Fundado por São João Bosco

e Santa Maria Domingas Mazzarello

N. 919
Maria Domingas Mazzarello

luz de esperança no nosso caminho

Queridas Irmãs,


Agradeço a todas vocês, aos representantes da família salesiana, às comunidades educativas, às jovens e aos jovens pela participação na festa da gratidão em nível mundial, e pelos numerosos sinais de solidariedade. Sinto o dever de dizer um obrigada! especial às Irmãs da inspetoria “Imaculada Conceição” do Uruguai que, com amor e profundo senso de pertença, prepararam e realizaram esse encontro anual. Elas me transmitiram o calor de seu coração missionário.
Nesse meio tempo participei, à distância e com profunda comoção, da beatificação de João Paulo II. Conservemos em nosso coração, e anunciemos com a vida, a mensagem que, no início de seu pontificado, ele lançou ao mundo inteiro e que foi lembrada por Bento XVI: «Não tenhais medo! Abri, ou melhor, escancarai as portas a Cristo!».
Este ano marca o 60° aniversário da canonização de Maria Domingas Mazzarello. No dia 24 de junho de 1951, a igreja declarou oficialmente a santidade da nossa cofundadora.

Certamente é um dos eventos mais gloriosos da nossa história! Esse reconhecimento nos dá, não só a oportunidade de celebrar um evento de Instituto, mas de voltar a ela para um encontro confidencial, de filhas que desejam conhecer em profundidade a própria mãe, para se parecer sempre mais com ela. Sua espiritualidade é tão simples que, às vezes, corremos o risco de menosprezar a riqueza de sua interioridade, a profunda paixão pela salvação das jovens, o ardente espírito missionário aberto a horizontes ilimitados.

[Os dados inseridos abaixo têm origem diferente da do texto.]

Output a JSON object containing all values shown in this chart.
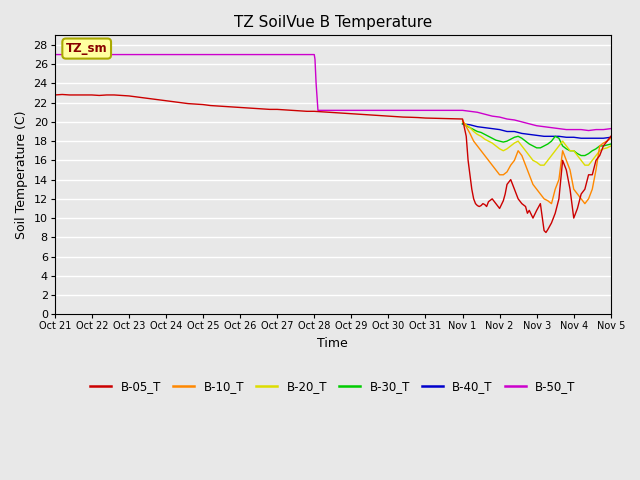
{
  "title": "TZ SoilVue B Temperature",
  "xlabel": "Time",
  "ylabel": "Soil Temperature (C)",
  "ylim": [
    0,
    29
  ],
  "yticks": [
    0,
    2,
    4,
    6,
    8,
    10,
    12,
    14,
    16,
    18,
    20,
    22,
    24,
    26,
    28
  ],
  "xtick_labels": [
    "Oct 21",
    "Oct 22",
    "Oct 23",
    "Oct 24",
    "Oct 25",
    "Oct 26",
    "Oct 27",
    "Oct 28",
    "Oct 29",
    "Oct 30",
    "Oct 31",
    "Nov 1",
    "Nov 2",
    "Nov 3",
    "Nov 4",
    "Nov 5"
  ],
  "annotation_text": "TZ_sm",
  "legend_entries": [
    "B-05_T",
    "B-10_T",
    "B-20_T",
    "B-30_T",
    "B-40_T",
    "B-50_T"
  ],
  "legend_colors": [
    "#cc0000",
    "#ff8800",
    "#dddd00",
    "#00cc00",
    "#0000cc",
    "#cc00cc"
  ],
  "bg_color": "#e8e8e8",
  "plot_bg_color": "#e8e8e8",
  "grid_color": "#ffffff",
  "series": {
    "B-05_T": {
      "color": "#cc0000",
      "x": [
        0,
        0.2,
        0.4,
        0.6,
        0.8,
        1.0,
        1.2,
        1.4,
        1.6,
        1.8,
        2.0,
        2.2,
        2.4,
        2.6,
        2.8,
        3.0,
        3.2,
        3.4,
        3.6,
        3.8,
        4.0,
        4.2,
        4.4,
        4.6,
        4.8,
        5.0,
        5.2,
        5.4,
        5.6,
        5.8,
        6.0,
        6.2,
        6.4,
        6.6,
        6.8,
        7.0,
        7.2,
        7.4,
        7.6,
        7.8,
        8.0,
        8.2,
        8.4,
        8.6,
        8.8,
        9.0,
        9.2,
        9.4,
        9.6,
        9.8,
        10.0,
        10.2,
        10.4,
        10.6,
        10.8,
        11.0,
        11.1,
        11.15,
        11.2,
        11.25,
        11.3,
        11.35,
        11.4,
        11.45,
        11.5,
        11.55,
        11.6,
        11.65,
        11.7,
        11.8,
        11.9,
        12.0,
        12.1,
        12.15,
        12.2,
        12.3,
        12.4,
        12.45,
        12.5,
        12.6,
        12.7,
        12.75,
        12.8,
        12.9,
        13.0,
        13.1,
        13.2,
        13.25,
        13.3,
        13.4,
        13.5,
        13.6,
        13.7,
        13.8,
        13.9,
        14.0,
        14.1,
        14.2,
        14.3,
        14.4,
        14.5,
        14.6,
        14.7,
        14.8,
        14.9,
        15.0
      ],
      "y": [
        22.8,
        22.85,
        22.8,
        22.8,
        22.8,
        22.8,
        22.75,
        22.8,
        22.8,
        22.75,
        22.7,
        22.6,
        22.5,
        22.4,
        22.3,
        22.2,
        22.1,
        22.0,
        21.9,
        21.85,
        21.8,
        21.7,
        21.65,
        21.6,
        21.55,
        21.5,
        21.45,
        21.4,
        21.35,
        21.3,
        21.3,
        21.25,
        21.2,
        21.15,
        21.1,
        21.1,
        21.05,
        21.0,
        20.95,
        20.9,
        20.85,
        20.8,
        20.75,
        20.7,
        20.65,
        20.6,
        20.55,
        20.5,
        20.48,
        20.45,
        20.4,
        20.38,
        20.36,
        20.34,
        20.32,
        20.3,
        18.5,
        16.0,
        14.5,
        13.0,
        12.0,
        11.5,
        11.3,
        11.2,
        11.3,
        11.5,
        11.4,
        11.2,
        11.7,
        12.0,
        11.5,
        11.0,
        11.8,
        12.5,
        13.5,
        14.0,
        13.0,
        12.5,
        12.0,
        11.5,
        11.2,
        10.5,
        10.8,
        10.0,
        10.8,
        11.5,
        8.7,
        8.5,
        8.8,
        9.5,
        10.5,
        12.0,
        16.0,
        15.0,
        13.0,
        10.0,
        11.0,
        12.5,
        13.0,
        14.5,
        14.5,
        16.0,
        16.5,
        17.5,
        18.0,
        18.5
      ]
    },
    "B-10_T": {
      "color": "#ff8800",
      "x": [
        11.0,
        11.1,
        11.2,
        11.3,
        11.4,
        11.5,
        11.6,
        11.7,
        11.8,
        11.9,
        12.0,
        12.1,
        12.2,
        12.3,
        12.4,
        12.45,
        12.5,
        12.6,
        12.7,
        12.8,
        12.9,
        13.0,
        13.1,
        13.2,
        13.3,
        13.4,
        13.5,
        13.6,
        13.7,
        13.8,
        13.9,
        14.0,
        14.1,
        14.2,
        14.3,
        14.4,
        14.5,
        14.6,
        14.7,
        14.8,
        14.9,
        15.0
      ],
      "y": [
        20.2,
        19.5,
        18.8,
        18.0,
        17.5,
        17.0,
        16.5,
        16.0,
        15.5,
        15.0,
        14.5,
        14.5,
        14.8,
        15.5,
        16.0,
        16.5,
        17.0,
        16.5,
        15.5,
        14.5,
        13.5,
        13.0,
        12.5,
        12.0,
        11.8,
        11.5,
        13.0,
        14.0,
        17.0,
        16.0,
        15.0,
        13.0,
        12.5,
        12.0,
        11.5,
        12.0,
        13.0,
        15.0,
        17.5,
        17.8,
        18.0,
        18.3
      ]
    },
    "B-20_T": {
      "color": "#dddd00",
      "x": [
        11.0,
        11.1,
        11.2,
        11.3,
        11.4,
        11.5,
        11.6,
        11.7,
        11.8,
        11.9,
        12.0,
        12.1,
        12.2,
        12.3,
        12.4,
        12.5,
        12.6,
        12.7,
        12.8,
        12.9,
        13.0,
        13.1,
        13.2,
        13.3,
        13.4,
        13.5,
        13.6,
        13.7,
        13.8,
        13.9,
        14.0,
        14.1,
        14.2,
        14.3,
        14.4,
        14.5,
        14.6,
        14.7,
        14.8,
        14.9,
        15.0
      ],
      "y": [
        20.0,
        19.7,
        19.4,
        19.0,
        18.7,
        18.5,
        18.2,
        18.0,
        17.8,
        17.5,
        17.2,
        17.0,
        17.2,
        17.5,
        17.8,
        18.0,
        17.5,
        17.0,
        16.5,
        16.0,
        15.8,
        15.5,
        15.5,
        16.0,
        16.5,
        17.0,
        17.5,
        18.0,
        17.5,
        17.0,
        17.0,
        16.5,
        16.0,
        15.5,
        15.5,
        16.0,
        16.5,
        17.0,
        17.2,
        17.3,
        17.5
      ]
    },
    "B-30_T": {
      "color": "#00cc00",
      "x": [
        11.0,
        11.1,
        11.2,
        11.3,
        11.4,
        11.5,
        11.6,
        11.7,
        11.8,
        11.9,
        12.0,
        12.1,
        12.2,
        12.3,
        12.4,
        12.5,
        12.6,
        12.7,
        12.8,
        12.9,
        13.0,
        13.1,
        13.2,
        13.3,
        13.4,
        13.5,
        13.6,
        13.7,
        13.8,
        13.9,
        14.0,
        14.1,
        14.2,
        14.3,
        14.4,
        14.5,
        14.6,
        14.7,
        14.8,
        14.9,
        15.0
      ],
      "y": [
        19.8,
        19.6,
        19.4,
        19.2,
        19.0,
        18.9,
        18.7,
        18.5,
        18.3,
        18.1,
        18.0,
        17.9,
        18.0,
        18.2,
        18.4,
        18.5,
        18.3,
        18.0,
        17.7,
        17.5,
        17.3,
        17.3,
        17.5,
        17.7,
        18.0,
        18.5,
        18.3,
        17.5,
        17.2,
        17.0,
        17.0,
        16.7,
        16.5,
        16.5,
        16.7,
        17.0,
        17.2,
        17.5,
        17.5,
        17.6,
        17.7
      ]
    },
    "B-40_T": {
      "color": "#0000cc",
      "x": [
        11.0,
        11.2,
        11.4,
        11.6,
        11.8,
        12.0,
        12.2,
        12.4,
        12.6,
        12.8,
        13.0,
        13.2,
        13.4,
        13.6,
        13.8,
        14.0,
        14.2,
        14.4,
        14.6,
        14.8,
        15.0
      ],
      "y": [
        19.8,
        19.7,
        19.5,
        19.4,
        19.3,
        19.2,
        19.0,
        19.0,
        18.8,
        18.7,
        18.6,
        18.5,
        18.5,
        18.5,
        18.4,
        18.4,
        18.3,
        18.3,
        18.3,
        18.3,
        18.4
      ]
    },
    "B-50_T": {
      "color": "#cc00cc",
      "x": [
        0.0,
        0.5,
        1.0,
        1.5,
        2.0,
        2.5,
        3.0,
        3.5,
        4.0,
        4.5,
        5.0,
        5.5,
        6.0,
        6.5,
        7.0,
        7.02,
        7.05,
        7.1,
        7.5,
        8.0,
        8.5,
        9.0,
        9.5,
        10.0,
        10.5,
        11.0,
        11.2,
        11.4,
        11.6,
        11.8,
        12.0,
        12.2,
        12.4,
        12.6,
        12.8,
        13.0,
        13.2,
        13.4,
        13.6,
        13.8,
        14.0,
        14.2,
        14.4,
        14.6,
        14.8,
        15.0
      ],
      "y": [
        27.0,
        27.0,
        27.0,
        27.0,
        27.0,
        27.0,
        27.0,
        27.0,
        27.0,
        27.0,
        27.0,
        27.0,
        27.0,
        27.0,
        27.0,
        26.5,
        24.0,
        21.2,
        21.2,
        21.2,
        21.2,
        21.2,
        21.2,
        21.2,
        21.2,
        21.2,
        21.1,
        21.0,
        20.8,
        20.6,
        20.5,
        20.3,
        20.2,
        20.0,
        19.8,
        19.6,
        19.5,
        19.4,
        19.3,
        19.2,
        19.2,
        19.2,
        19.1,
        19.2,
        19.2,
        19.3
      ]
    }
  }
}
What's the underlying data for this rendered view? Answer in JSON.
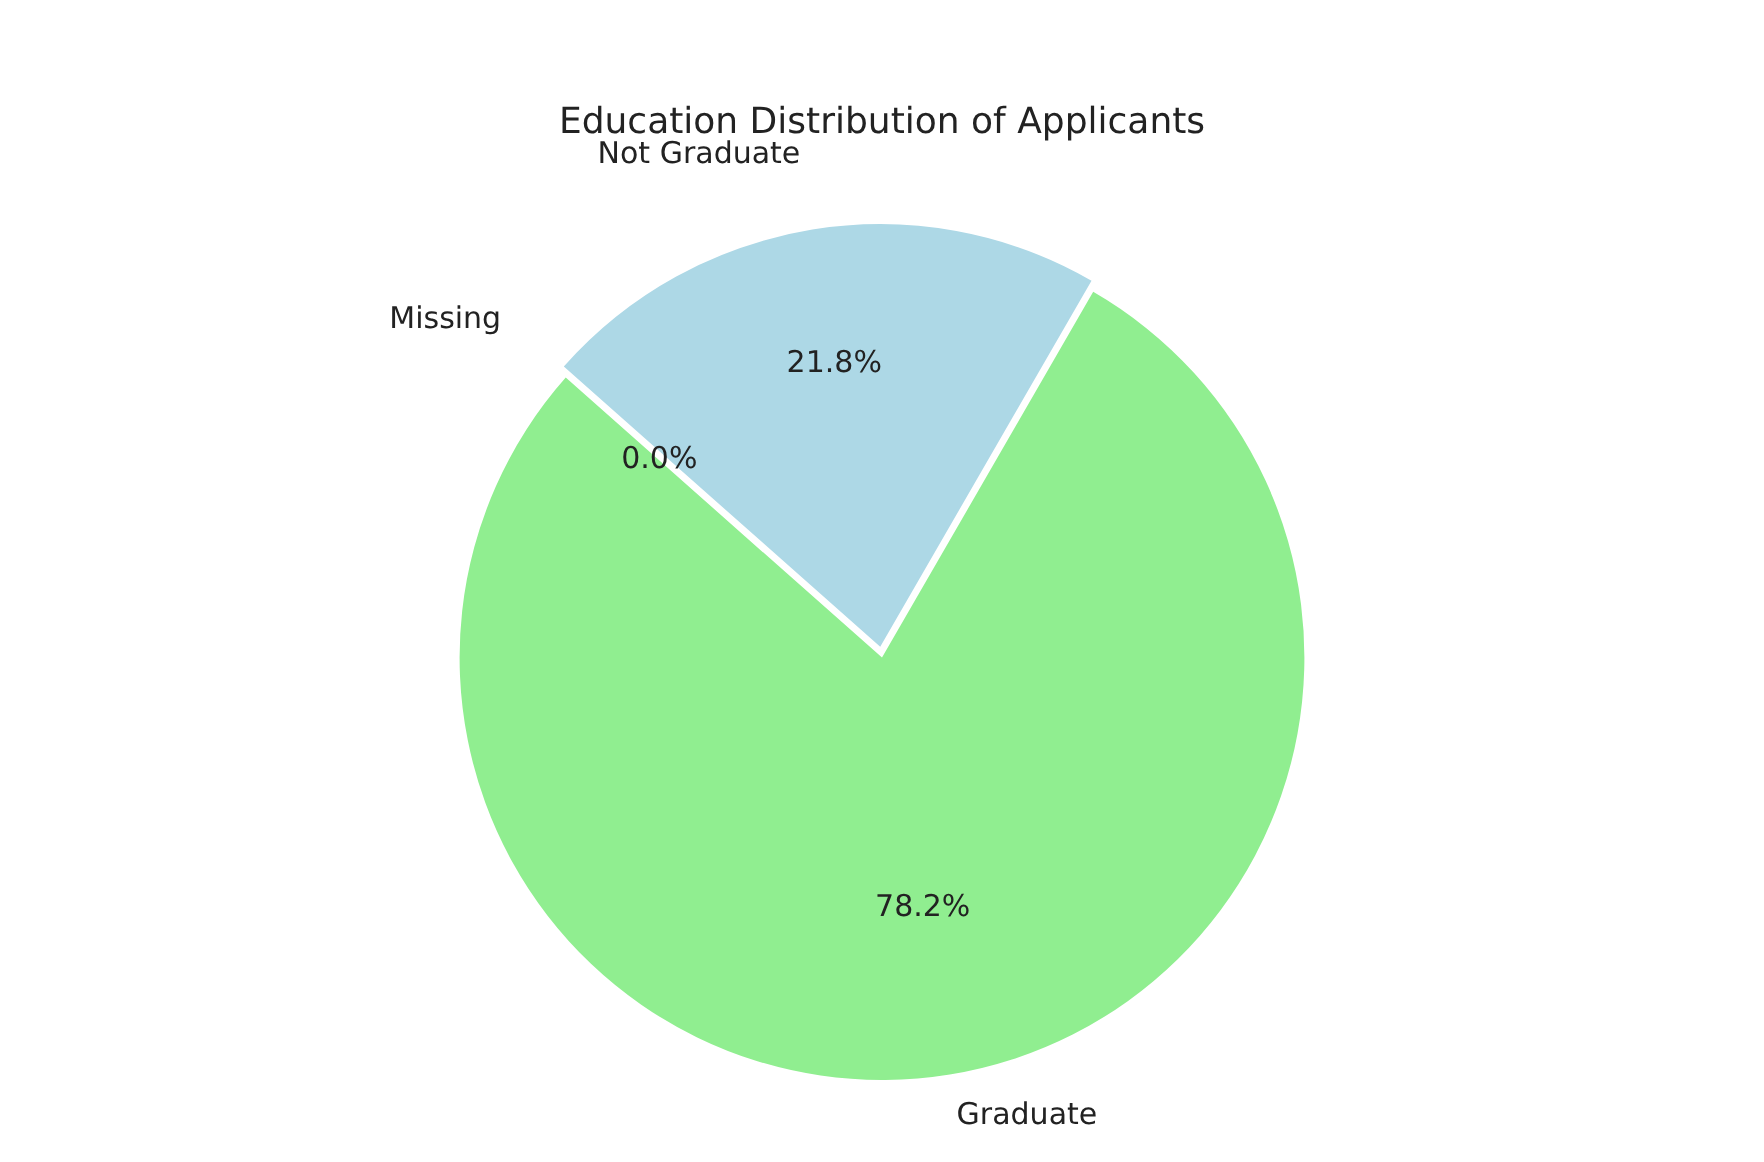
{
  "chart_data": {
    "type": "pie",
    "title": "Education Distribution of Applicants",
    "categories": [
      "Graduate",
      "Missing",
      "Not Graduate"
    ],
    "values": [
      78.2,
      0.0,
      21.8
    ],
    "colors": [
      "#90ee90",
      "#f08080",
      "#add8e6"
    ],
    "value_labels": [
      "78.2%",
      "0.0%",
      "21.8%"
    ],
    "legend": false
  }
}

Por ocasião de sua morte - com apenas 44 anos - nosso Instituto já contava 166 irmãs professas, cerca de cinquenta noviças e 26 casas: 17 na Itália, 3 na França e 6 na América. Uma expansão que chega a ser prodigiosa! E por isso nós agradecemos. “Senhor! Como são grandes as tuas obras!”.
Esta circular continua o que já compartilhei com vocês sobre o tema da luz e da esperança. O ponto de ligação está na única fonte: o amor a Deus e a paixão pelo seu reino.

Olhar para Madre Mazzarello como luz de esperança no nosso caminho pessoal e comunitário torna mais forte a consciência de sermos sinais do amor de Deus; ilumina os olhos do nosso coração para fazer-nos compreender a que esperança ele nos chama ainda hoje, numa sociedade em busca de sinais luminosos que apontem um caminho de esperança.


Luz de esperança
Preparando-se para a festa da gratidão 2011, todo o Instituto releu as cartas de Maria Domingas com novo elã, com o olhar da mente e do coração orientado para descobrir em profundidade o semblante da Madre. Esse foi para mim o presente mais agradável porque, juntas, estamos reavivando a identidade carismática, segundo a proposta do XXII CG.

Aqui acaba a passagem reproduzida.